I observed this strange behavior while checking if a number is in a list. If the number is of generic int type, the check failed; but the check went through successfully if the number is of numpy.int64 type. Can anyone explain why? I know I could do better by generating the list lst=df['A'].values.tolist()

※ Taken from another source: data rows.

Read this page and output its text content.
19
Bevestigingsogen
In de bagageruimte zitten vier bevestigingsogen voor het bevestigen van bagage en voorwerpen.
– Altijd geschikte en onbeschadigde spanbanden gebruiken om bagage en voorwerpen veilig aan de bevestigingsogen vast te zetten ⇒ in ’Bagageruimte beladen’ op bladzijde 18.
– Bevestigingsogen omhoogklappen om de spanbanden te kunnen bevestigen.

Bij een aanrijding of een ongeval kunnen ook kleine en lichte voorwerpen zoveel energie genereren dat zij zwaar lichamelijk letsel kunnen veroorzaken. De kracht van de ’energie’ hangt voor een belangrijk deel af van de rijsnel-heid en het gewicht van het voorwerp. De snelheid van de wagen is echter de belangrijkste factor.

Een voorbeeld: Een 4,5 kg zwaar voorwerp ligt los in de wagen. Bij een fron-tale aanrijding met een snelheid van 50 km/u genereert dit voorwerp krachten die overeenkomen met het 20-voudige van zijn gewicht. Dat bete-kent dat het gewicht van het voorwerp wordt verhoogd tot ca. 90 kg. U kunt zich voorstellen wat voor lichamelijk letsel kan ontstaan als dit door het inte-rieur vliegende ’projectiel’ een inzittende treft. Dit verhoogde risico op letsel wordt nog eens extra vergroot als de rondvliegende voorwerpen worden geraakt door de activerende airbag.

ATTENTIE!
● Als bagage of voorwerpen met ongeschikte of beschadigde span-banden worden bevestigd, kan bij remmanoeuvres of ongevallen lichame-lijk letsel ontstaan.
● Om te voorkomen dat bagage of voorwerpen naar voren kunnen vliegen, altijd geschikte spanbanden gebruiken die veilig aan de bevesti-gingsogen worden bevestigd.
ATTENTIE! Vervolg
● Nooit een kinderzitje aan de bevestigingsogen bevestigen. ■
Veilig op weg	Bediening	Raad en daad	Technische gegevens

to get a list of integers instead of a list of list. But my question is why the numpy.int64 would work below?
import pandas as pd
import numpy as np
df = pd.DataFrame({'A': range(31, 36)})
print(df)
# A
# 0 31
# 1 32
# 2 33
# 3 34
# 4 35
lst=df.values.tolist()
print(lst)
# [[31], [32], [33], [34], [35]]
x=31
print(x) # 31
print(type(x)) # <class 'int'>
if x in lst:
print('Yes')
else:
print('No')
# prints No!
y=df['A'][0]
print(y) # 31
print(type(y)) # <class 'numpy.int64'>
if y in lst:
print('Yes')
else:
print('No')
# prints Yes
CodePudding user response:
Your list doesn't contain 31
. It contains another list that contains 31
, but it doesn't directly contain 31
.
thing in lst
works like this:
for x in lst:
if x is thing or x == thing:
return True
return False
When you check whether a regular int is in your list, x == thing
is always False
, because all elements of your list are more lists, and an int is never equal to a list. However, with a numpy.int64, the comparison broadcasts. When you compare
numpy.int64(31) == [31]
[31]
is converted to a NumPy array, and you get an array of elementwise comparison results, comparing numpy.int64(31)
to every element of the array, resulting in
numpy.array([True])
A one-element NumPy boolean array is treated as its single element in an if
check, so when the list's in
logic compares numpy.int64(31)
against [31]
, it thinks these are equal, and it reports True
as the result of the in
check.